Harry felt his stomach drop.
"Dumbledore's… training me?"
"Of course he is," Lily said, brushing a stray hair behind her ear. "He should have been doing so from the beginning."
She hesitated.
Then, softly:
"And if he had… maybe you wouldn't have been hurt so many times."
Harry looked away.
The room suddenly felt very small.
Very heavy.
Lily continued, pacing slightly:
"We're going to fix it, Harry. Everything Petunia tried to break in you will be rebuilt. You'll eat properly. You'll grow stronger. You'll exceed every expectation. You'll be safe. You'll be ready."
Ready for him.
She didn't say Voldemort's name, nor Cassius's.
She didn't have to.
Harry felt the prophecy press against the inside of his skull like a migraine.
"Tomorrow morning," Lily said, "your training begins. Occlumency basics. Magical theory reinforcement. Conditioning. Spell repetition until it's muscle memory. Albus thinks you have tremendous potential—untapped potential. Once sharpened, once guided, Harry, you'll—"
"Become a weapon?" Harry whispered.
Lily froze.
The silence was deafening.
"Harry," she said, coming to sit beside him, voice trembling, "I'm doing this for you. To keep you alive."
"I know," he said.
And he did.
And somehow, that made it harder.
~
When Lily finally left the room, Harry stared at the stack of books.

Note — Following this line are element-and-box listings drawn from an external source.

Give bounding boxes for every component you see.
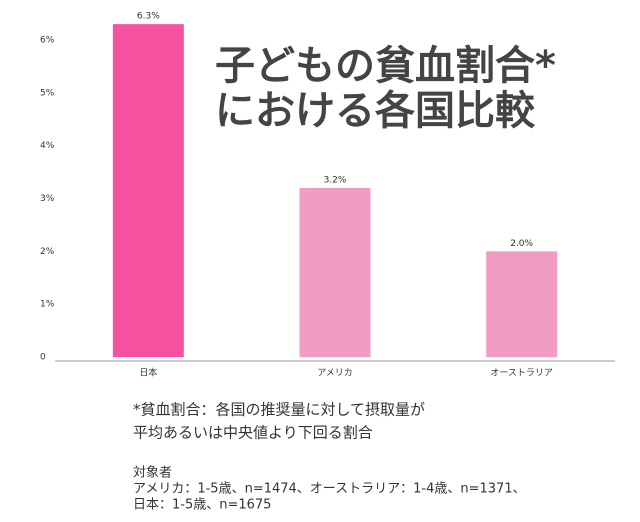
y-tick-label: 6% [40,36,55,46]
y-tick-label: 1% [40,300,55,310]
x-tick-label: 日本 [139,367,157,379]
y-tick-label: 3% [40,194,55,204]
x-tick-label: アメリカ [317,368,353,379]
x-tick-label: オーストラリア [490,368,553,379]
value-label: 3.2% [324,175,347,185]
note: *貧血割合：各国の推奨量に対して摂取量が [133,401,425,419]
value-label: 2.0% [510,239,533,249]
subjects: 日本：1-5歳、n=1675 [133,498,271,513]
y-tick-label: 2% [40,247,55,257]
bar [486,251,558,357]
subjects-label: 対象者 [133,466,172,481]
y-tick-label: 0 [40,353,46,363]
y-tick-label: 5% [40,88,55,98]
chart-title: 子どもの貧血割合* [215,43,556,89]
note: 平均あるいは中央値より下回る割合 [133,424,373,442]
y-tick-label: 4% [40,141,55,151]
bar [112,24,184,358]
value-label: 6.3% [137,12,160,22]
chart-title: における各国比較 [215,88,536,134]
subjects: アメリカ：1-5歳、n=1474、オーストラリア：1-4歳、n=1371、 [133,482,526,497]
bar [299,187,371,357]
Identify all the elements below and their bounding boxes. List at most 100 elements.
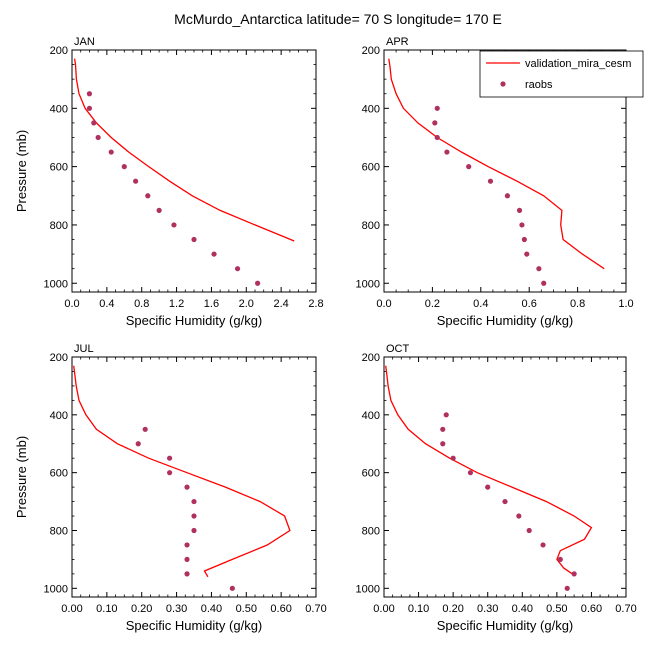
legend-label-model: validation_mira_cesm <box>525 58 631 70</box>
x-tick-label: 0.70 <box>615 603 636 615</box>
y-tick-label: 200 <box>362 45 380 57</box>
raobs-point <box>184 556 190 563</box>
raobs-point <box>191 236 197 243</box>
y-tick-label: 800 <box>362 525 380 537</box>
x-tick-label: 0.40 <box>201 603 222 615</box>
x-tick-label: 0.60 <box>581 603 602 615</box>
x-tick-label: 0.40 <box>512 603 533 615</box>
y-axis-title: Pressure (mb) <box>14 436 29 518</box>
x-tick-label: 0.70 <box>305 603 326 615</box>
raobs-point <box>526 527 532 534</box>
raobs-point <box>167 455 173 461</box>
x-axis-title: Specific Humidity (g/kg) <box>126 618 263 633</box>
raobs-point <box>167 470 173 476</box>
x-tick-label: 0.30 <box>477 603 498 615</box>
y-tick-label: 600 <box>50 468 68 480</box>
x-axis-title: Specific Humidity (g/kg) <box>126 313 263 328</box>
raobs-point <box>255 280 261 286</box>
y-tick-label: 800 <box>50 220 68 232</box>
raobs-point <box>184 484 190 490</box>
x-tick-label: 0.00 <box>373 603 394 615</box>
y-tick-label: 200 <box>50 352 68 364</box>
raobs-point <box>108 149 114 155</box>
legend-box <box>479 50 644 98</box>
y-tick-label: 400 <box>362 103 380 115</box>
raobs-point <box>516 207 523 213</box>
model-profile-line <box>73 58 295 242</box>
raobs-point <box>434 134 440 141</box>
x-tick-label: 0.10 <box>408 603 429 615</box>
x-tick-label: 1.6 <box>204 298 219 310</box>
x-tick-label: 0.00 <box>61 603 82 615</box>
raobs-point <box>156 207 162 213</box>
panel-label: JUL <box>74 343 94 355</box>
raobs-point <box>564 585 570 591</box>
raobs-point <box>432 120 438 126</box>
x-tick-label: 1.2 <box>169 298 184 310</box>
raobs-point <box>434 105 440 111</box>
plot-frame <box>71 49 317 293</box>
raobs-point <box>504 193 511 199</box>
y-tick-label: 400 <box>50 103 68 115</box>
x-tick-label: 0.10 <box>96 603 117 615</box>
raobs-point <box>211 251 217 257</box>
panel-apr: APR 0.0 0.2 0.4 0.6 0.8 1.0 200 400 600 800 1000 Spe… <box>356 36 634 328</box>
x-tick-label: 0.8 <box>570 298 585 310</box>
y-tick-label: 400 <box>362 410 380 422</box>
raobs-point <box>466 164 472 170</box>
y-tick-label: 800 <box>362 220 380 232</box>
y-tick-label: 200 <box>50 45 68 57</box>
raobs-point <box>229 585 235 591</box>
raobs-point <box>519 222 525 228</box>
raobs-point <box>443 412 449 418</box>
y-tick-label: 600 <box>50 162 68 174</box>
x-tick-label: 0.0 <box>376 298 391 310</box>
raobs-point <box>91 120 97 126</box>
raobs-point <box>191 527 197 534</box>
model-profile-line <box>385 365 593 575</box>
raobs-point <box>540 542 546 548</box>
y-tick-label: 1000 <box>44 583 68 595</box>
x-tick-label: 2.0 <box>239 298 254 310</box>
raobs-point <box>536 266 542 272</box>
x-axis-title: Specific Humidity (g/kg) <box>437 618 574 633</box>
x-tick-label: 0.20 <box>131 603 152 615</box>
raobs-point <box>191 513 197 519</box>
x-tick-label: 0.8 <box>134 298 149 310</box>
raobs-point <box>502 498 508 505</box>
raobs-point <box>86 91 93 97</box>
raobs-point <box>191 498 197 505</box>
panel-label: JAN <box>74 36 95 48</box>
raobs-point <box>184 571 190 577</box>
y-tick-label: 200 <box>362 352 380 364</box>
raobs-point <box>95 134 101 141</box>
plot-frame <box>383 356 627 598</box>
x-tick-label: 0.60 <box>270 603 291 615</box>
y-axis-title: Pressure (mb) <box>14 130 29 212</box>
model-profile-line <box>73 365 291 578</box>
raobs-point <box>234 266 241 272</box>
raobs-point <box>524 251 530 257</box>
x-tick-label: 0.6 <box>522 298 537 310</box>
y-tick-label: 1000 <box>44 278 68 290</box>
raobs-point <box>467 470 474 476</box>
panel-label: APR <box>386 36 409 48</box>
y-tick-label: 800 <box>50 525 68 537</box>
raobs-point <box>145 193 151 199</box>
x-tick-label: 0.20 <box>442 603 463 615</box>
raobs-point <box>121 164 127 170</box>
y-tick-label: 400 <box>50 410 68 422</box>
raobs-point <box>440 441 446 447</box>
figure-title: McMurdo_Antarctica latitude= 70 S longit… <box>174 11 502 27</box>
raobs-point <box>541 280 547 286</box>
legend-marker-swatch <box>500 81 506 87</box>
raobs-point <box>440 426 446 432</box>
panel-label: OCT <box>386 343 410 355</box>
raobs-point <box>450 455 456 461</box>
model-profile-line <box>388 58 605 270</box>
x-tick-label: 2.4 <box>273 298 288 310</box>
panel-jan: JAN 0.0 0.4 0.8 1.2 1.6 2.0 2.4 2.8 200 400 600 800 1… <box>14 36 324 328</box>
plot-frame <box>71 356 317 598</box>
x-axis-title: Specific Humidity (g/kg) <box>437 313 574 328</box>
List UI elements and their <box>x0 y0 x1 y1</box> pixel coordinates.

Advanced Defensive Spellcraft
Occlumency for Beginners
Applied Magical Reflexes
Tactical Dueling Frameworks
The Nature of Magical Will
His hand hovered over them—
—but then he pulled it back.
He lay down again.
Staring up at the ceiling.
His life had gotten better, he'd gotten everything he could wish for.
A mother who loved him, a teacher recognized as the strongest in the world mentoring him.
But even still after two years of school a part of himself that had been developing persisted.
His friendship with Ronald Weasley had made Harry lazy.
Study for hours on end... why?
He wasnt a Ravenclaw afterall.
It would be better if it was just endless dueling practice with Dumbledore!
That's how a secret Griffindor like him should train, to hell with Slytherin.
In his heart he felt the hat had sorted him wrong, he should be a griffindor like his parents, so he could be with his only friend, and escape the prejudice of the other students and even head of house.